備忘3 長谷川等伯展

yasmins2010-04-21

一番見たかったのは名高い「松林図屏風」だったのに、鑑賞に費やした時間もやはり「松林図屏風」が一番長かったのに、印象に残ったのはむしろ「柳橋水車図屏風」のほうだった。(アートよりメディアに、己の関心が移っていることを自覚した。)
「松林図屏風」の芸術的評価は圧倒的に高い。素人評をここで繰り返すまでもないだろう。一方、「柳橋水車図屏風」の価値は、おそらく作品そのものの水準もさることながら、それが意匠として同時代に一大ブームを巻起こしたことにあると言って過言では無い。この点についてのみ若干コメントしておこうと思う。
柳橋水車図屏風」
その名の通り、柳と橋と水車が描かれている。滔々たる川の流れ、ゆるやかな柳の天然自然の曲線と、橋の描くきりっとした意思的な人口のライン。ここに水車の回る音が響いてくる。空には月がかかっている。
この絵が、長谷川派「最大のヒット」作となった。「柳橋水車図」と名のつく作品は、現存するものだけでも20点を超えるという。(ためしに検索してみて下さい。すぐに複数の絵柄が見つかります。)当時長谷川派のライバルであった狩野派の絵の中にさえ、背景にこの長谷川ブランドの「柳橋水車図屏風」の存在が描きこまれている。このことは、当時この絵がいかに流行していたかを証明するものと考えられている。
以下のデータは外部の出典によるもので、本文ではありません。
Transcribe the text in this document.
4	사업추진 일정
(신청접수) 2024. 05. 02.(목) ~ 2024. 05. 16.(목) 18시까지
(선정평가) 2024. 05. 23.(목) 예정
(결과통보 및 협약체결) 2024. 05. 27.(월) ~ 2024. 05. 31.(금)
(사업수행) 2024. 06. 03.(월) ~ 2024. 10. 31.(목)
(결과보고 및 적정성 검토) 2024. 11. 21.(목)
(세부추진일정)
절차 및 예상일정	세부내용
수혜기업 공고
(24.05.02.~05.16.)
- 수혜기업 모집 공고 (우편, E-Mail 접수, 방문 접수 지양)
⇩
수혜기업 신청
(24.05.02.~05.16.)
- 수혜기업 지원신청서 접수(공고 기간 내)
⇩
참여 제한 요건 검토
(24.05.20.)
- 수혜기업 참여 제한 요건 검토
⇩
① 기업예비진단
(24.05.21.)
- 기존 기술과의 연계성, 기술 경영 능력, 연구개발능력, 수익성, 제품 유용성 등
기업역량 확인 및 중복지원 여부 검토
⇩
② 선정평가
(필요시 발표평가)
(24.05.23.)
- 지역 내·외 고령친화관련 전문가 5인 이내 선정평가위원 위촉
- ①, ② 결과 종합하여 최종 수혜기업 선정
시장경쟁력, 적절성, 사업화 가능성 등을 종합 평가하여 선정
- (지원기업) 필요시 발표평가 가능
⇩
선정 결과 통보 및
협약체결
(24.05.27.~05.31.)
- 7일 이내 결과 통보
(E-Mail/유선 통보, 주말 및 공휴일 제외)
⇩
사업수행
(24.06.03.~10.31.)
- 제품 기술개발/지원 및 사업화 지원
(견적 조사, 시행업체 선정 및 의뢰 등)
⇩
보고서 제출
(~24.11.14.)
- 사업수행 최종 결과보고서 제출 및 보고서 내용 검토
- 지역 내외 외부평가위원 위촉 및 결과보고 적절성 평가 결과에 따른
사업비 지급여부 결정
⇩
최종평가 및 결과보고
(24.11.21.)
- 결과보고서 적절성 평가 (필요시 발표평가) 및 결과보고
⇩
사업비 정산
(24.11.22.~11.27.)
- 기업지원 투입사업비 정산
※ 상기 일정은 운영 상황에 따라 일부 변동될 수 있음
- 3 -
NHK日曜美術館の番組の中で、現代のイラストレーターが「欲しくなる」として「柳橋水車図」を高く評価していた。「あ、これ欲しい」と感じる絵なのだと。流れにかかる「しゅっと」した橋、これに対するやわらかくしなやかな柳。この絶妙のコンビネーション。
京都国立博物館の山本英男美術室長も、「誰が見ても『これ、いいよね』と思ったのではないでしょうか」とこの絵を評する。(毎日新聞特集2010.3.25.)
「欲しい」
「これ、いいよね」
この感覚は完全に消費者のものだ。それは、芸術作品を鑑賞する態度というより、モノとして入手し、愛でようとする態度である。確かに当時の人々もそう感じたに違いない。だからこそ、今日では作者不明となるようなコピー作品が大量に出回ることになった。同工異曲ならぬ、異工同曲。息子や弟子が描いた多くの作品の中には、何度も繰り返し写されているうちにいわゆる「写し崩れ」を起こした作品もあったという。それでも、人気があり需要があったからこそ、この絵は繰り返し写され流布した。絵というより意匠として一人歩きを始めていたと言えよう。たとえ芸術として駄作であっても、なお「ウケル」というのは、まさにそういうことではないか。
毎日新聞2010.3.25.特集)
「欲しい」
「これ、いいよね」
確かに、いかに「松林図」に感動し、「涅槃図」に圧倒されようが、持ち帰って身辺に配するのであれば、やはり圧倒的に「柳橋水車」ということになるのだろう。この意匠は身の周り品にも多用された。現に、この絵をモチーフとする蒔絵箪笥の現代作品もある(1978年完成。大塚家具所蔵。本展覧会の会期にあわせ、同社大阪南港ショールームに展示中の由)。
柳橋水車図」は意匠化した。柳と橋とのコンビネーションの妙は、おそらく、一度日本人の脳内にインプットされると「定番」になってしまうほど決定的なものだったに違いない。かくして、私たちの頭の中には「柳と橋」というイメージが植えつけられる。私たちが頭の中でなんとなくイメージする「柳」は、なぜかいつも「橋」のすぐそばに立ってはいないか。リアル柳は、橋から離れた川岸にも、池にも、沼の岸にも立っているのに。凡庸月並みであっても、「橋」のたもとには風情をそえるものとして、つい「柳」を描きたくなるのではないだろうか。そのようなイメージ、気の遠くなるほどの膨大な複製を生み出し、そこから又生み出された月並みイメージの、偉大なる元祖、オリジナルが、長谷川等伯というわけだ。
さて、下の画像は昨日の出町柳。中央奥に霞んで見えるのが如意岳(大文字山)。出町柳という地名は、出町と柳という二つの旧地名をあわせて出来たものと聞くが、幕末までにはこの付近には実際多くの柳が植えられていたという。高野川と賀茂川がひとつになり、鴨川となって都を流れる、そのY字の中央の結び目が出町柳だ。当然橋がある。この柳は一体何時頃から植えられたものなのでしょう?もしや桃山時代では…。
柳と橋と大文字。月並みな構図。